Com o intuito de racionalizar a cobrança da dívida ativa da União, o Poder Executivo Federal editou a Medida Provisória nº 449, publicada no diário oficial da União, do dia 3 de dezembro de 2008, a qual alterou a legislação tributária relativa a parcelamentos de débitos tributários.12

Conquanto referida Medida Provisória trate de outros assuntos deveras polêmicos, tais como a remissão de dívidas de até R$ 10 mil vencidas há mais de cinco anos, o objetivo do presente estudo será restrito à denominada "bancarização" da dívida ativa da União, inovações prevista no artigo 55, que transfere para instituições financeiras os atos de cobrança amigáveis de tais créditos. Reza o referido artigo, verbis:

Art.55.Os órgãos responsáveis pela cobrança da Dívida Ativa da União poderão utilizar serviços de instituições financeiras públicas para a realização de atos que viabilizem a satisfação amigável de créditos inscritos.

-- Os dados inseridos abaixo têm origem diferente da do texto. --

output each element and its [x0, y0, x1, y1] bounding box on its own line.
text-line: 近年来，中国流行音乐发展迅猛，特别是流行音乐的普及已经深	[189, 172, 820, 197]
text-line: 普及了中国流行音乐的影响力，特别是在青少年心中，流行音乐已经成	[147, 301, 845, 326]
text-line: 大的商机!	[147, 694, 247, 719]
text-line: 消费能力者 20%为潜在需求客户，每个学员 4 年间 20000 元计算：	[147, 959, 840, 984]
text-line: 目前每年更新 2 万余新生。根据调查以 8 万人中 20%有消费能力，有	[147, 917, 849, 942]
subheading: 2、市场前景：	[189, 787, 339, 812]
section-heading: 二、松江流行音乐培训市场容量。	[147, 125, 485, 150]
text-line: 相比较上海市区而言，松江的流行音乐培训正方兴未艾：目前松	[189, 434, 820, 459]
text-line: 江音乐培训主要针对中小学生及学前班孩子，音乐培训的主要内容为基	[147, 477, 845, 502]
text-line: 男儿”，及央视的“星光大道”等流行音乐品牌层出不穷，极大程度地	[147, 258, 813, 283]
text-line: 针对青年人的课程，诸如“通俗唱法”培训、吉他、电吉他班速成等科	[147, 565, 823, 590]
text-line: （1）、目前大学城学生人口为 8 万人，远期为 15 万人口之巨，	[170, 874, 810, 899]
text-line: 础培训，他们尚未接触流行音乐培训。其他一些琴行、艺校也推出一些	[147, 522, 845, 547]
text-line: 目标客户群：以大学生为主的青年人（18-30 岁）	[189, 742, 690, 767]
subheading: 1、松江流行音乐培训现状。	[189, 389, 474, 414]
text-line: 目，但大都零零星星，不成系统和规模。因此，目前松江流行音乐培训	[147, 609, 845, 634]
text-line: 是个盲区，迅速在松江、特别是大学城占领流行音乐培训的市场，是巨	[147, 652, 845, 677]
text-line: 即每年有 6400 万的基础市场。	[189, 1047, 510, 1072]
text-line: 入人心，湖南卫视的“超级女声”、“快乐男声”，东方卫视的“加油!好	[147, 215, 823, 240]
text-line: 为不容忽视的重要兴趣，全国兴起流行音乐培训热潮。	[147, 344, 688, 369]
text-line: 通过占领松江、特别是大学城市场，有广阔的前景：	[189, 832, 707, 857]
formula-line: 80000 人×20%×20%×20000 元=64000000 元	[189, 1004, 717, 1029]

§ 1º Nos termos convencionados com as instituições financeiras, os órgãos responsáveis pela cobrança da Dívida Ativa:

I - orientarão a instituição financeira sobre a legislação tributária aplicável ao tributo objeto de satisfação amigável;

II - delimitarão os atos de cobrança amigável a serem realizados pela instituição financeira;

III - indicarão as remissões e anistias, expressamente previstas em lei, aplicáveis ao tributo objeto de satisfação amigável;

IV - fixarão prazo que a instituição financeira terá para obter êxito na satisfação amigável do crédito inscrito, antes do ajuizamento da ação e execução fiscal, quando for o caso; e

V - fixarão os mecanismos e parâmetros de remuneração por resultado. Page 2

§ 2º Para os fins deste artigo, é dispensável a licitação, desde que a instituição financeira pública possua notória competência na atividade de recuperação de créditos não pagos.

§ 3º Ato conjunto do advogado-geral da união e do ministro de estado da fazenda:

I - fixará a remuneração por resultado devida à instituição financeira; e

II - determinará os créditos que podem ser objeto do disposto no caput deste artigo, inclusive estabelecendo alçadas de valor.

Percebe-se, pois, que doravante os órgãos responsáveis pela inscrição e cobrança da dívida ativa federal poderão celebrar acordos com instituições financeiras públicas, a fim de viabilizar a satisfação amigável de créditos inscritos.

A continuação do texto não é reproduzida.